As noted, the Court, in Thorpe v. Housing Authority of the City of Durham, 393 U.S. 268 (1969), characterized Greene as an exception to the general rule of Schooner Peggy, "made to prevent manifest injustice." Id., at 282, and n. 43.
"Moreover, this sort of case is an enterprise on which any private individual should shudder to embark. . . . To secure counsel willing to undertake the job of trial . . . necessarily means that someone— plaintiff or lawyer—must make a great sacrifice unless equity intervenes." 53 F. R. D., at 40.
This Court has been inclined to follow a "pragmatic approach" to the question of finality. Brown Shoe Co. v. United States, 370 U.S. 294, 306 (1962). And we have said that a final decision, within the meaning of § 1291, "does not necessarily mean the last order possible to be made in a case." Gillespie v. United States Steel Corp., 379 U.S. 148, 152 (1964); see Cohen v. Beneficial Loan Corp., 337 U.S. 541, 545 (1949).

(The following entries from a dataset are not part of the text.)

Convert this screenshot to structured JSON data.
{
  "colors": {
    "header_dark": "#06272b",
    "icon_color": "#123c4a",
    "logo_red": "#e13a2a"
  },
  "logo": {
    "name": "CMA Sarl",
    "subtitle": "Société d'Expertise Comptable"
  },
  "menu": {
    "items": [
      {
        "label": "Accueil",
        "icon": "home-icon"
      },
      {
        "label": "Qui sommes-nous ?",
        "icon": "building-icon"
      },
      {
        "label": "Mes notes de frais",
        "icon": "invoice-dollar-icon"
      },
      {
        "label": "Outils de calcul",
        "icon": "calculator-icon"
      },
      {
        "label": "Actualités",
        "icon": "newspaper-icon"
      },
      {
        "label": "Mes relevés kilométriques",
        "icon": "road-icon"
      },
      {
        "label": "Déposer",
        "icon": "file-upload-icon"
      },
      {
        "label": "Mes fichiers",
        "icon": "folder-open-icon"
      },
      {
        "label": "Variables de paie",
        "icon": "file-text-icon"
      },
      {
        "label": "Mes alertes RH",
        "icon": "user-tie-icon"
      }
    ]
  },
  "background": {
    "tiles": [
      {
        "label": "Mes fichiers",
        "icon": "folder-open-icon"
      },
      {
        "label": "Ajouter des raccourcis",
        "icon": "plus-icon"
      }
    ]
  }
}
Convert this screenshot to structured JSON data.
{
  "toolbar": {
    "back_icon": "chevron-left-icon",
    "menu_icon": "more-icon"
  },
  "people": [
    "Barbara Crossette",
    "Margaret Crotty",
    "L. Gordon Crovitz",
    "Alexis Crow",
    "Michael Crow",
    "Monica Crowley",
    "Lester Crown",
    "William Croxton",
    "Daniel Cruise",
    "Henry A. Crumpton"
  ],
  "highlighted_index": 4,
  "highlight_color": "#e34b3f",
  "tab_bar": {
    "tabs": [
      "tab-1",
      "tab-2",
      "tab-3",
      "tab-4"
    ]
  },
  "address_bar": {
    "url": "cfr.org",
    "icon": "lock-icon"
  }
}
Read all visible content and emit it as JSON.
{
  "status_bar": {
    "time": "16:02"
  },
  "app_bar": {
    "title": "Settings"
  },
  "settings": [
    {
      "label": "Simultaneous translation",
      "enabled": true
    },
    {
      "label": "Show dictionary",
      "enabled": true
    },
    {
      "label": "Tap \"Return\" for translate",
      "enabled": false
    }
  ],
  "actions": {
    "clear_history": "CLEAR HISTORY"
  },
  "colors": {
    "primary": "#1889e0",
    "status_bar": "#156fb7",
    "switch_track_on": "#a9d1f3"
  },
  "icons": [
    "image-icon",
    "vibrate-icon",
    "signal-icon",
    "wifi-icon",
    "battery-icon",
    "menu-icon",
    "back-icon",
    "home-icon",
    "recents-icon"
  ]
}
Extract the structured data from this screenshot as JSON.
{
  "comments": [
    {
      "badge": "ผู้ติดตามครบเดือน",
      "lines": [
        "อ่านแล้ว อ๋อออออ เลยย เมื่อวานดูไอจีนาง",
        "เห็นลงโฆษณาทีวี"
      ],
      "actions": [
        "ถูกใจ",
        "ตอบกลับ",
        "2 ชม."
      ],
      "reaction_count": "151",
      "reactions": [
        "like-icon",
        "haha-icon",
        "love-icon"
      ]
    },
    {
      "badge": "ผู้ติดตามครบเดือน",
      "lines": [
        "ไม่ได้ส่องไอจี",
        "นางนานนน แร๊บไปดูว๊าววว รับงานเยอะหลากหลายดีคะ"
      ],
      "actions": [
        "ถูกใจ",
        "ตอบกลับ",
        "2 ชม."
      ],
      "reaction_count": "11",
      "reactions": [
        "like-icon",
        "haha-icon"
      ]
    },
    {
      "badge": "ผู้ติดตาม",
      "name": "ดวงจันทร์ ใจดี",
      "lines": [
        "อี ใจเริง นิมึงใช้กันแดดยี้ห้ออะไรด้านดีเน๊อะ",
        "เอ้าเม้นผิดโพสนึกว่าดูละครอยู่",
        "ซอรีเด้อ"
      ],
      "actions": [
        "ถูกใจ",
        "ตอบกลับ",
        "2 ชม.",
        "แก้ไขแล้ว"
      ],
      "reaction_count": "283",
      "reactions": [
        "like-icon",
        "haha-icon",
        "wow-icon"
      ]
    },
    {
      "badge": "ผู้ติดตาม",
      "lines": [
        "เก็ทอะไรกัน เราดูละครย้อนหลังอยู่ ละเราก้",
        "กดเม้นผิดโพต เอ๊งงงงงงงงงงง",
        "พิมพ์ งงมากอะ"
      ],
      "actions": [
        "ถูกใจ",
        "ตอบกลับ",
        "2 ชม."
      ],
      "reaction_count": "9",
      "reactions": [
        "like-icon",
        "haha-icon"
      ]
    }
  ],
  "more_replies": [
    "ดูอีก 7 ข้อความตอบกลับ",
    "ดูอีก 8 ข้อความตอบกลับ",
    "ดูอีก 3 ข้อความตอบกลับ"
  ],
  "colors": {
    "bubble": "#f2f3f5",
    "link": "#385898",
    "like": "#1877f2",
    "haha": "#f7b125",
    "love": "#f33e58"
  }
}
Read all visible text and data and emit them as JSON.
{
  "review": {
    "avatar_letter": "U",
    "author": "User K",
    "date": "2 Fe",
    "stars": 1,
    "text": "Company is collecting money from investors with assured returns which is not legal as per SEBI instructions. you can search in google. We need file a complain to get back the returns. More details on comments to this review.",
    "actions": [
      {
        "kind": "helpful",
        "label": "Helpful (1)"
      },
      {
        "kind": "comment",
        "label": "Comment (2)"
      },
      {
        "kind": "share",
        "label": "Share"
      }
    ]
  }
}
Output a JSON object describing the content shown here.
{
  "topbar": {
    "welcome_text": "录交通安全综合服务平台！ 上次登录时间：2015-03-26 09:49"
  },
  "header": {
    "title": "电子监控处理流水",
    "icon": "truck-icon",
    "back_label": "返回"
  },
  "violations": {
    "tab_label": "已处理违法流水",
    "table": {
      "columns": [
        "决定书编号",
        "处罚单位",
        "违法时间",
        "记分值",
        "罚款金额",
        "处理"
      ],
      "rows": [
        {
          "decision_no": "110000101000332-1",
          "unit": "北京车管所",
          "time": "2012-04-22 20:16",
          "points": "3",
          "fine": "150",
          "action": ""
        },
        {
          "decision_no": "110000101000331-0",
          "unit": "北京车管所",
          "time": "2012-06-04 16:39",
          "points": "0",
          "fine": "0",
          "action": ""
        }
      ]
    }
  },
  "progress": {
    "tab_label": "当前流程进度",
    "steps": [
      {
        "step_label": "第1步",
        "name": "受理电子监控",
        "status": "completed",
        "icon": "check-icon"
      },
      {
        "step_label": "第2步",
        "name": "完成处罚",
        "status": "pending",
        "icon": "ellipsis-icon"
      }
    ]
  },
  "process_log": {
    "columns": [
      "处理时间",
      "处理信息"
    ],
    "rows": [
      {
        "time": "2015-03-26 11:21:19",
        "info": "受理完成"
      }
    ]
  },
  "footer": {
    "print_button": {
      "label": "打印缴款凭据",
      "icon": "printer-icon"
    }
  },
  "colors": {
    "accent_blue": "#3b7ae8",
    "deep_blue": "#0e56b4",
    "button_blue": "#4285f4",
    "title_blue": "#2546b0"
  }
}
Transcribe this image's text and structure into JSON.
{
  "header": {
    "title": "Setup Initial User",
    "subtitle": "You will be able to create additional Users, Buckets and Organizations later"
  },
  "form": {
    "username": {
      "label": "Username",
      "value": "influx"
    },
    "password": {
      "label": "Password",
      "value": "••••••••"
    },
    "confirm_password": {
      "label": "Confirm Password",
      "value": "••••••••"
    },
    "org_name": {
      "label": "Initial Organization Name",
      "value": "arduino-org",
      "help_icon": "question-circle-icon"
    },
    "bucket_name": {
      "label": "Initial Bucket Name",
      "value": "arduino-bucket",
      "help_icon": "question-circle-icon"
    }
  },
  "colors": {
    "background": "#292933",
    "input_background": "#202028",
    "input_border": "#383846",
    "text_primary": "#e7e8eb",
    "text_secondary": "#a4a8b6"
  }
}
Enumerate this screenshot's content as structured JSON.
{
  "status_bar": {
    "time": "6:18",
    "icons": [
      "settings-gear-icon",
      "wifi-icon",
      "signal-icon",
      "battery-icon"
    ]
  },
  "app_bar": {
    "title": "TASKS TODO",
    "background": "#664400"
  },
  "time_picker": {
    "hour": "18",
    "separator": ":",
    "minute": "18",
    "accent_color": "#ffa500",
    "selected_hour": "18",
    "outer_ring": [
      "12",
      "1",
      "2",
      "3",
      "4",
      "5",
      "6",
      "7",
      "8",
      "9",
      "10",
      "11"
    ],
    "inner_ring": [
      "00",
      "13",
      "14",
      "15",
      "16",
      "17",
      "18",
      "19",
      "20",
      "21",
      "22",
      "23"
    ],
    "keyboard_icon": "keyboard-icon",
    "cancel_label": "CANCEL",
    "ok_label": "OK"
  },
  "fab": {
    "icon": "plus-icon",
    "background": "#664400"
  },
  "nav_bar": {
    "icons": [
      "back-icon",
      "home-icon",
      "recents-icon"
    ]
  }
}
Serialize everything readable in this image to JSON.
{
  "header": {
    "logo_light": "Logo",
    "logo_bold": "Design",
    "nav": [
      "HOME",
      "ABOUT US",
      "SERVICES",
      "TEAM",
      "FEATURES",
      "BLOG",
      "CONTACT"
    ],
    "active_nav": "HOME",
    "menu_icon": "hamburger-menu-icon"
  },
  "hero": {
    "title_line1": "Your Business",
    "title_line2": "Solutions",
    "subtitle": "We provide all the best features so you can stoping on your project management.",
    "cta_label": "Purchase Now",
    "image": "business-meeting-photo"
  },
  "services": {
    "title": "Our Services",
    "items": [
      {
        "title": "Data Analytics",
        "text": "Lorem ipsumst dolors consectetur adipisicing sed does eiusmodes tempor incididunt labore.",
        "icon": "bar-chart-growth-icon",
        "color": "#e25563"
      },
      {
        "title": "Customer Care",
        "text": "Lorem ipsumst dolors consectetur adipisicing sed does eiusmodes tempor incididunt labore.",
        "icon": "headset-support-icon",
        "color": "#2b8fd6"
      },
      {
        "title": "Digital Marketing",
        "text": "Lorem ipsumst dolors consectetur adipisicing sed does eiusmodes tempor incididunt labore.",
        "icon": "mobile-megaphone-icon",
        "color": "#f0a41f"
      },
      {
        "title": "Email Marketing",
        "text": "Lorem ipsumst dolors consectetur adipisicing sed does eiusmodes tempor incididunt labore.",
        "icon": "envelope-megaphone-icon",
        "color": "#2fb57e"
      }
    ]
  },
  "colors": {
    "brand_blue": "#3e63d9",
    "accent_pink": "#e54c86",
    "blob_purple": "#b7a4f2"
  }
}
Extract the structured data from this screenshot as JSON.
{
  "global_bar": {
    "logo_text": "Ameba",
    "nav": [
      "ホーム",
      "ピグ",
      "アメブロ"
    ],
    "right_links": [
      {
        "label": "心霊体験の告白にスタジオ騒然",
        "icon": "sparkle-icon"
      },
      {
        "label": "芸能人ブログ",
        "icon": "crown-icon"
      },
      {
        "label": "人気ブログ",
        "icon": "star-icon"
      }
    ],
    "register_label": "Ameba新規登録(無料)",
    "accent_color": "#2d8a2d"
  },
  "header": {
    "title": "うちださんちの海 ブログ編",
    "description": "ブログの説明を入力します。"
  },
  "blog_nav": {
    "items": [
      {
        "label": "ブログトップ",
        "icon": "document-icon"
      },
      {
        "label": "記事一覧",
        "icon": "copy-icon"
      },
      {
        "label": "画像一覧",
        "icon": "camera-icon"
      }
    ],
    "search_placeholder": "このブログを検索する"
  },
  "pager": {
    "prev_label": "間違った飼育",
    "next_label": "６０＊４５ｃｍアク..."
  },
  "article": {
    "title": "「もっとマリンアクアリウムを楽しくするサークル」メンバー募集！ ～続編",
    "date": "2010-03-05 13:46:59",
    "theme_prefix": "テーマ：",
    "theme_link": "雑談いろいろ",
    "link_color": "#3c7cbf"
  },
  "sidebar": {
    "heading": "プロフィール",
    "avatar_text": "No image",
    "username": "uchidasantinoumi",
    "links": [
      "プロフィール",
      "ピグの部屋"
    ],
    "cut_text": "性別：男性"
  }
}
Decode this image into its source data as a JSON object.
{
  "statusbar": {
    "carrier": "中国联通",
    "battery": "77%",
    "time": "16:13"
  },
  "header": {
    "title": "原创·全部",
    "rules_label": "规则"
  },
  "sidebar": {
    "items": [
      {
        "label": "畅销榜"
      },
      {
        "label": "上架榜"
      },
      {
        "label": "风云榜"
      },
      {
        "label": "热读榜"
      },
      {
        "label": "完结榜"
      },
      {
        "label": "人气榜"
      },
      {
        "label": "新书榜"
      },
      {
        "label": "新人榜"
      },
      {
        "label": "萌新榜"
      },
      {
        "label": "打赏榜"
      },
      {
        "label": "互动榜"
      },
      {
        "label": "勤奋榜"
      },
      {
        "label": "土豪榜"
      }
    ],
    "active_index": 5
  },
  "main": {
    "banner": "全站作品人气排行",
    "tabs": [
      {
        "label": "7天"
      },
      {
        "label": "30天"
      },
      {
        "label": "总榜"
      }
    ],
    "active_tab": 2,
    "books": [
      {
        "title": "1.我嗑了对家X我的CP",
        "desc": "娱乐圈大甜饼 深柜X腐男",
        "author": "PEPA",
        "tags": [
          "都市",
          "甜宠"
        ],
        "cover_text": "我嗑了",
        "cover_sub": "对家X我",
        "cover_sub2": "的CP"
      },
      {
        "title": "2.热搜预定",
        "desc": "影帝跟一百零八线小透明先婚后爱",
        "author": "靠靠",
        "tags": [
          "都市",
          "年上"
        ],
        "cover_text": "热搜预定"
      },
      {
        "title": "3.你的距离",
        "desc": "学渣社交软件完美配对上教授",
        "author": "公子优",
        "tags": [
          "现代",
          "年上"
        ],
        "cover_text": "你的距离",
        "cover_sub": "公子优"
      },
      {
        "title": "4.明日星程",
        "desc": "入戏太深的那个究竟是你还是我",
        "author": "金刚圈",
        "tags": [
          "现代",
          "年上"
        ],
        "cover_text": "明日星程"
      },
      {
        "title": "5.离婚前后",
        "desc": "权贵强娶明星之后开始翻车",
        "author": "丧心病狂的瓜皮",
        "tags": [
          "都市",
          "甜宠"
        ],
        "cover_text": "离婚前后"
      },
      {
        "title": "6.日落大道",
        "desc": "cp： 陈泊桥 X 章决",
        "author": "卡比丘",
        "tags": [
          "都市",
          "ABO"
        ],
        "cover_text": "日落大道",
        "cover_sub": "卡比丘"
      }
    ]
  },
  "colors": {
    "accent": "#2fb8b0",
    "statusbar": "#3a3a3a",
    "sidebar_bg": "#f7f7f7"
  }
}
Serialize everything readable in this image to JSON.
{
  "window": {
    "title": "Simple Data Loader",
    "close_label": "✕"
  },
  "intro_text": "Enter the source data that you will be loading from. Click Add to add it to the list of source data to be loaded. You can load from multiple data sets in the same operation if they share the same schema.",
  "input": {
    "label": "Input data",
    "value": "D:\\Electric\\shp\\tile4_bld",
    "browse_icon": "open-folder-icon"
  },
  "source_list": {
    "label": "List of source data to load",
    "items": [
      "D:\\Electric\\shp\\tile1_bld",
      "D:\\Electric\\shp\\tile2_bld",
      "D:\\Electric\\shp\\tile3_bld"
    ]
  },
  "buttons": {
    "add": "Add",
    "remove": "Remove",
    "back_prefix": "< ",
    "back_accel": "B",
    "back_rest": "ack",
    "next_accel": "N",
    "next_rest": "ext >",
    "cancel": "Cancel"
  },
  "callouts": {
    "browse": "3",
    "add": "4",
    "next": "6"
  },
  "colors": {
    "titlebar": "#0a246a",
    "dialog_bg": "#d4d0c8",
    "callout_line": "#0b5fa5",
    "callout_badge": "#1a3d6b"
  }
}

Without wishing affirmatively to construe the statute in detail in the absence of consideration of the issue by the lower courts, we venture to say only that the entry of any order that determines substantial rights of the parties may be an appropriate occasion upon which to consider the propriety of an award of counsel fees in school desegregation cases. See C. Wright, Federal Courts § 101 (2d ed. 1970).